Они ринулись на табун, с криками, пальбой окружили его, насели — возникла неразбериха: толчея, ржание, храп коней, мелькание человеческих фигур; кто-то упал, взмахнув руками, длинно вытянулась над головами коней петля аркана, грохнул винтовочный выстрел. Потом все это отпрянуло к лесу, вытянулось, пыля, клокоча и затихая, и последнее, что увидел Петрухин, — вскинутая, оскаленная голова Форса на аркане и вдалеке, у самого низкого, плотного леса — по-собачьи вытянутая, летящая Сказка. За ней острым клином утекал табун. Еще дважды громыхнули винтовки.

Поле опустело, над ним замирал серый дым перетертой копытами земли, и в этом дыму одинокий, выбитый из седла всадник, вяло покрикивая, ловил своего перепуганного, одичалого коня.

Петрухин и старшина пошли к машине. Ефрейтор дремал, обхватив руками баранку, сразу включил мотор, развернул машину. Он ни о чем не спросил, по своей всегдашней сдержанности, молчал старшина, не хотелось говорить и Петрухину: вроде все было хорошо, но какая-то легкая досада саднила в груди. Поехали по холмам, сквозь кусты и лианы, над осыпями и обвалами. Досада не проходила, понемногу накапливалась, тяжелела, а когда Петрухин вошел в свою комнату и закрыл за собой дверь, ему показалось, что во рту у него — горькая слюна.

Он не выходил из комнаты, пока не пригласили ужинать. В столовой ждал Манасюк. На больших тарелках повар принес им по куску горячего мяса.

— Отбивная из и-го-го! — сострил он.

Петрухин глянул на старшину, свел брови.

— Двух убили, — сказал Манасюк. — Как требовалось…

Пододвинув тарелку, Петрухин тронул ножом отбивную: она еще шипела, сочилась бурой, не прожаренной кровью. Хотелось оттолкнуть тарелку, крикнуть повару: «Дайте что-нибудь другое, не ем вечером мяса!» — но старшина уже мощно жевал, потрескивая зубами, смотрел на лейтенанта. Петрухин взял вилку.

Ночью он написал длинное письмо Наде. Рассказал ей о японцах-«капустниках», о салате из ламинарии, моллюске гребешке, о черном пепле вулкана, землетрясениях и особенно долго, старательно — о Сказке, диких конях.
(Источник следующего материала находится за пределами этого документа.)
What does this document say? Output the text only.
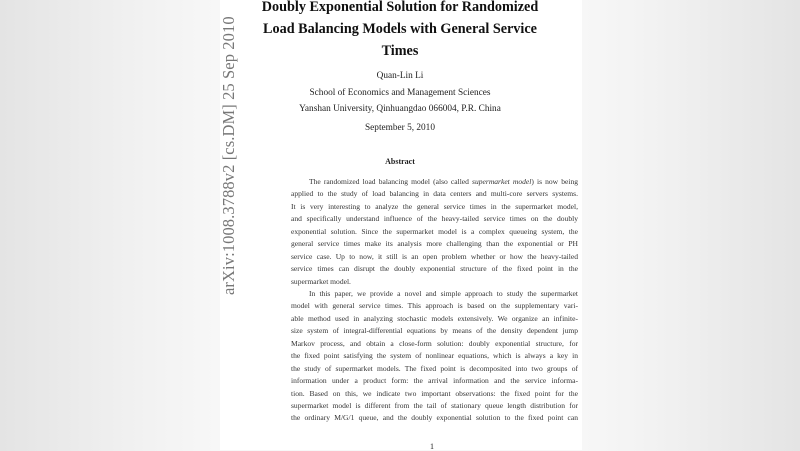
arXiv:1008.3788v2 [cs.DM] 25 Sep 2010
Doubly Exponential Solution for Randomized
Load Balancing Models with General Service
Times
Quan-Lin Li
School of Economics and Management Sciences
Yanshan University, Qinhuangdao 066004, P.R. China
September 5, 2010
Abstract
The randomized load balancing model (also called supermarket model) is now being
applied to the study of load balancing in data centers and multi-core servers systems.
It is very interesting to analyze the general service times in the supermarket model,
and specifically understand influence of the heavy-tailed service times on the doubly
exponential solution. Since the supermarket model is a complex queueing system, the
general service times make its analysis more challenging than the exponential or PH
service case. Up to now, it still is an open problem whether or how the heavy-tailed
service times can disrupt the doubly exponential structure of the fixed point in the
supermarket model.
In this paper, we provide a novel and simple approach to study the supermarket
model with general service times. This approach is based on the supplementary vari-
able method used in analyzing stochastic models extensively. We organize an infinite-
size system of integral-differential equations by means of the density dependent jump
Markov process, and obtain a close-form solution: doubly exponential structure, for
the fixed point satisfying the system of nonlinear equations, which is always a key in
the study of supermarket models. The fixed point is decomposited into two groups of
information under a product form: the arrival information and the service informa-
tion. Based on this, we indicate two important observations: the fixed point for the
supermarket model is different from the tail of stationary queue length distribution for
the ordinary M/G/1 queue, and the doubly exponential solution to the fixed point can
1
Письмо он закончил так:

«Дорогая Надя! Я никогда не думал, что можно убить коня. С детства я видел коней только в кино: они работали, скакали в тачанках, и если погибали, то как бойцы. Здесь их стреляют, потому что они дикие. Мне пришлось видеть одну такую охоту, даже немного участвовать в ней.

Могу признаться: трудно я пережил это. А ведь я военный, мама у меня была партизанкой, погибла на войне, мне стыдно за свою излишнюю чувствительность. Но, милая Надя, если у вас в Калуге есть кони, найдите хоть одного, потрогайте его жесткую гриву, загляните в диковатые грустные глаза этого вечного работяги, и вы поймете меня. Всего вам доброго!